Any further thoughts/advice would be gratefully received, thank you.
Currently Being ModeratedOct 5, 2013 1:52 PM (in response to ktd-1)
That sounds very dubious. The sender's address would be the giveaway - it's probably not an apple.com address. A genuine message would come from something at @me.com (as the notification about the expiry of the free storage did) and would have been addressed to you by name, not 'Dear User'.
In any case, if you have exceeded your limit your email won't work; so if it is working that is final proof. You were right not to click on the link.
You can report such emails to Apple: I quote:
'...if you do receive an email that arouses your suspicions, select all the text in the message and use the Forward as Attachment command in the Message menu in Mac OS X Mail or the Action menu in Outlook to send it to email@example.com. This will provide us with information that can be useful to our legal department and outside law enforcement, and we'll be grateful for your help. Like crime in general, phishing can't be totally stamped out, but it can be fought.'
Currently Being ModeratedJan 2, 2014 7:22 AM (in response to ktd-1)
I received the same email twice today, and the reply address says firstname.lastname@example.org which is not a valid iCloud email address I guess. Besides the links from the page the email links to don't work:
Currently Being ModeratedJan 2, 2014 8:11 AM (in response to Airve)
Currently Being ModeratedJan 2, 2014 9:51 AM (in response to Roger Wilmut1)

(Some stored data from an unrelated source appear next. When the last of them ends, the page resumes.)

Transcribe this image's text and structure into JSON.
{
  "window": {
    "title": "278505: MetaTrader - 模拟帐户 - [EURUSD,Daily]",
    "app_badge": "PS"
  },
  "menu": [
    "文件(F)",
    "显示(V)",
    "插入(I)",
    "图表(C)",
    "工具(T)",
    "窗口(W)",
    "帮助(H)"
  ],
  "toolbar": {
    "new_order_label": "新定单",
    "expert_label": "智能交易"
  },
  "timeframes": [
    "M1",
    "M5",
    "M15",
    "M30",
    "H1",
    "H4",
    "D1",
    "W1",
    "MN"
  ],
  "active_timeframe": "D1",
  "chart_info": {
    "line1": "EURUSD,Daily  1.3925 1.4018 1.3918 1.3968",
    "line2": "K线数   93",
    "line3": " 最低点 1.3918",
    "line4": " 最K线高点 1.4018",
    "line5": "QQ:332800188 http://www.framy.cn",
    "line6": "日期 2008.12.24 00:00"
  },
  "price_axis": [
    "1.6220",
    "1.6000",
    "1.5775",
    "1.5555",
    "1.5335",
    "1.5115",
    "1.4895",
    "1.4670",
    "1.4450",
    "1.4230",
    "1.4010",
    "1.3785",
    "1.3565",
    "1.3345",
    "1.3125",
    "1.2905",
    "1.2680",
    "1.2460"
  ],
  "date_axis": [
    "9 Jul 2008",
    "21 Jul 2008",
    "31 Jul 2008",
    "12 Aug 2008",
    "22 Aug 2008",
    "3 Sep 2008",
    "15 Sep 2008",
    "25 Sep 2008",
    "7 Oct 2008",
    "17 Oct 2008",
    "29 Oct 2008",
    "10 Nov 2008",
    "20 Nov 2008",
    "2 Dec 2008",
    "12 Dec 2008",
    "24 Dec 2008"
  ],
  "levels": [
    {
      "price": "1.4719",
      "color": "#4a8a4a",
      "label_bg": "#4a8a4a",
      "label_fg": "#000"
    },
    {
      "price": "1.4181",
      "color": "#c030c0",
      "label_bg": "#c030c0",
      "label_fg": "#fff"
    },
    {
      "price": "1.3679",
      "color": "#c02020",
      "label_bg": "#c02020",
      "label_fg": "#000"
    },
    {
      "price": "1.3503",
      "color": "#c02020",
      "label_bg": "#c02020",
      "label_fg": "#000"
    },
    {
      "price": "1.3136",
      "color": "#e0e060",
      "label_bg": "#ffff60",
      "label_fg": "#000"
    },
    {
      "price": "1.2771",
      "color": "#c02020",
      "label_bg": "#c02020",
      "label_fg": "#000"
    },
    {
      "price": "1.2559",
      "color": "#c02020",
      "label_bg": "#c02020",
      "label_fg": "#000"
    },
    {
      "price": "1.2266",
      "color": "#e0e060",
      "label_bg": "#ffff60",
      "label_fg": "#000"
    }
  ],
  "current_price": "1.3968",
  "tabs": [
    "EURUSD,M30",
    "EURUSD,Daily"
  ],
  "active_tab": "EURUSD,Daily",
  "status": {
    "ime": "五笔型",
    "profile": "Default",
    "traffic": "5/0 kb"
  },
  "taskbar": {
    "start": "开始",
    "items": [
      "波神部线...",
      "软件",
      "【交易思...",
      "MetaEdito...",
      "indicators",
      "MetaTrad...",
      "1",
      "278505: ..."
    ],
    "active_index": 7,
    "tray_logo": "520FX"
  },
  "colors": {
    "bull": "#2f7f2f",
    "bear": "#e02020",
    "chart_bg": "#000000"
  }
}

I recd similar email yesterday morn - and was stupid in I went in to link - signed in with my apple id and password - and then noticed the email address was from aol.com. Now I cant get email. It appears i can send, but not receive. I tried a test email to myself and didnt receive. What can I do now? This is a disaster - as my business depends on this. Thanks for ANY help on what to do now.
Currently Being ModeratedJan 2, 2014 10:11 AM (in response to Vicki60yr)
It's unlikely that unauthorised access would block email in one direction only - it would be more likely either to lock you out or to have no immediate effect (what they want is access to your personal data in the hope of stealing from you one way or another - they have no interest in blocking your email). You should certainly change your password to something strong, and you should do it now, not tomorrow.
If you can't receive iCloud email you could dry unchecking Mail in System Preferences>iCloud and re-checking it; you should also check whether you can access your mail at http://icloud.com
Currently Being ModeratedJan 2, 2014 11:17 AM (in response to Roger Wilmut1)
Thank you SO much - I will change password immediately. I will followup on yoru other advice as well.
I HAVE SO MUCH GRATITDE AND APPRECIATION FOR YOUR FOLLOWUP...... AND I am trying not to panic.
Thanks again!!!!! Just learned a hard lesson too.......ugh.
Currently Being ModeratedApr 8, 2014 9:21 AM (in response to Roger Wilmut1)
This whole discussion has helped me. I have received a couple of these emails, and I ALMOST clicked on the "click here" button and then thought better of it. After reading this discussion, I just trashed it, and identified it as Junk mail.
Currently Being ModeratedApr 8, 2014 2:08 PM (in response to Roger Wilmut1)
Currently Being ModeratedApr 8, 2014 2:13 PM (in response to Percy Page)
Definitely phishing - look at the address the 'Update here' links to - the domain is bugs3.com which is registered by GoDaddy and has their 'domain by proxy' service masking the owner's name. Bin it.
Currently Being ModeratedApr 14, 2014 9:25 AM (in response to ktd-1)
What should you do if you clicked on UPDATE HERE? Nothing appeared to happen, it acted like it tried to load, and then stalled out, so I shut it and deleted the message. How do I find out what damage is done, or is there not a way? Thanks for any help with this.